Je dois être un peu reposée, parce que la lecture de la consigne du #8 m’a agacé, pour le moins.
Encore ?
Encore faire parler un élément comme un humain ?
Alors on en est encore là ?
Hasard, Pif sans gadget, je tombe ce matin, un peu plus loin, sur les archives « sound effects »de la BBC. Pour me calmer je tape « water » et laisse les sons me porter, un peu.
https://sound-effects.bbcrewind.co.uk/search?q=water
Ce que l’eau voit de la ville ? J’en rirais presque. Jaune sale. Comme les boues trainées dans les rues de Valence. Comme les boues trainées dans les poumons des cadavres encore prisonniers des parking souterrains des centres commerciaux de Valence ou d’ailleurs.
« -Allô ? Papa ? Je t’appelais parce que…j’ai vu aux infos que Xynthia avait fait pas mal de dégâts et…
-Tu m’as pris pour quoi ? Pour un couillon qui se serait laisser avoir ? Si les Anciens avaient pas construit là, c’est bien qu’il y avait une raison ! ».
Point.
Papa n’a rien eu.
Ils mettent à la télé les cartes d’urbanisation de Valence il y a cinquante ans et aujourd’hui. Ah ben oui, l’eau s’est infiltré là où l’Ohm a construit, avec toutes ses sciences.
Ce que l’eau voit de la ville ?
Spoiler : rien.
Elle n’en a rien à foutre, l’eau, de la ville. Elle n’a même pas de verbe pour l’insulter. Elle ne fait que passer là où elle doit passer et « parle » avec ce qui l’écoute. Elle travaille à se frayer un chemin là où elle veut/peut/doit/etc. tout en même temps sans avoir à se justifier de quoi que ce soit à qui que ce soit, l’eau.
Elle passe sous les ponts, scintille aux cailloux, fait vivre les poissons, fait vivre la vie. La ville, cet amas incongru le bord de sa vie, elle ne le voit pas. Elle l’engloutira sans même le percevoir, l’eau. Sans un mot, sans une émotion, sans rien. Pont du 19eme ou aqueduc romain, elle engloutira les pyramides si le chœur lui en dit.

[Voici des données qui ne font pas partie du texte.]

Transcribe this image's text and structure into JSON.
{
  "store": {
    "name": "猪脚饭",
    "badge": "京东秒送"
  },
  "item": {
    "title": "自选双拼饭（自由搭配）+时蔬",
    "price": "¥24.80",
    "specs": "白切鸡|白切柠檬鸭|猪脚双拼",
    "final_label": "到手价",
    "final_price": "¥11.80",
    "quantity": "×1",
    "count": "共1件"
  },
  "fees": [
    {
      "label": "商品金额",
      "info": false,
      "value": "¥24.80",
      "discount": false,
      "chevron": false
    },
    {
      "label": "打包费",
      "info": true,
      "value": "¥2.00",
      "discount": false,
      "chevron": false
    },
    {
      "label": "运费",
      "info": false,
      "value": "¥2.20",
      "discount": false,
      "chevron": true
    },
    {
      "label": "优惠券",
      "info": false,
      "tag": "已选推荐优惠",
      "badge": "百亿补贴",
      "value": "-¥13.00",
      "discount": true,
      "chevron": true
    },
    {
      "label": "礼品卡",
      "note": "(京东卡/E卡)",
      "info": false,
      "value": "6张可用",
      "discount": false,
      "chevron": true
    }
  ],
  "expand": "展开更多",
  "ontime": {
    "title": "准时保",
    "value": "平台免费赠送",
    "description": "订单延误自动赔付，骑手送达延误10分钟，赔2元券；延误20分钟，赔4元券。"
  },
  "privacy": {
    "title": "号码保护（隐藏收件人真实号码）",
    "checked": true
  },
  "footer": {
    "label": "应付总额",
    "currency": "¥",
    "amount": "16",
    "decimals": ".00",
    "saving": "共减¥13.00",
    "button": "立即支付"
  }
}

Par contre, moi, en écoutant les archives de la BBC, je ne peux m’empêcher d’entendre quelque chose. Quoi ? ah…ce ne sont pas des mots. Ce sont des accords, scintillants, ou sourds et grondants. Quelque chose qui vient de si loin, un langage autre, sans mot. Alors pourquoi s’acharner à, me demanderez-vous ? Parce que je ne suis moi-même qu’humain(ent) parmi les Ohms.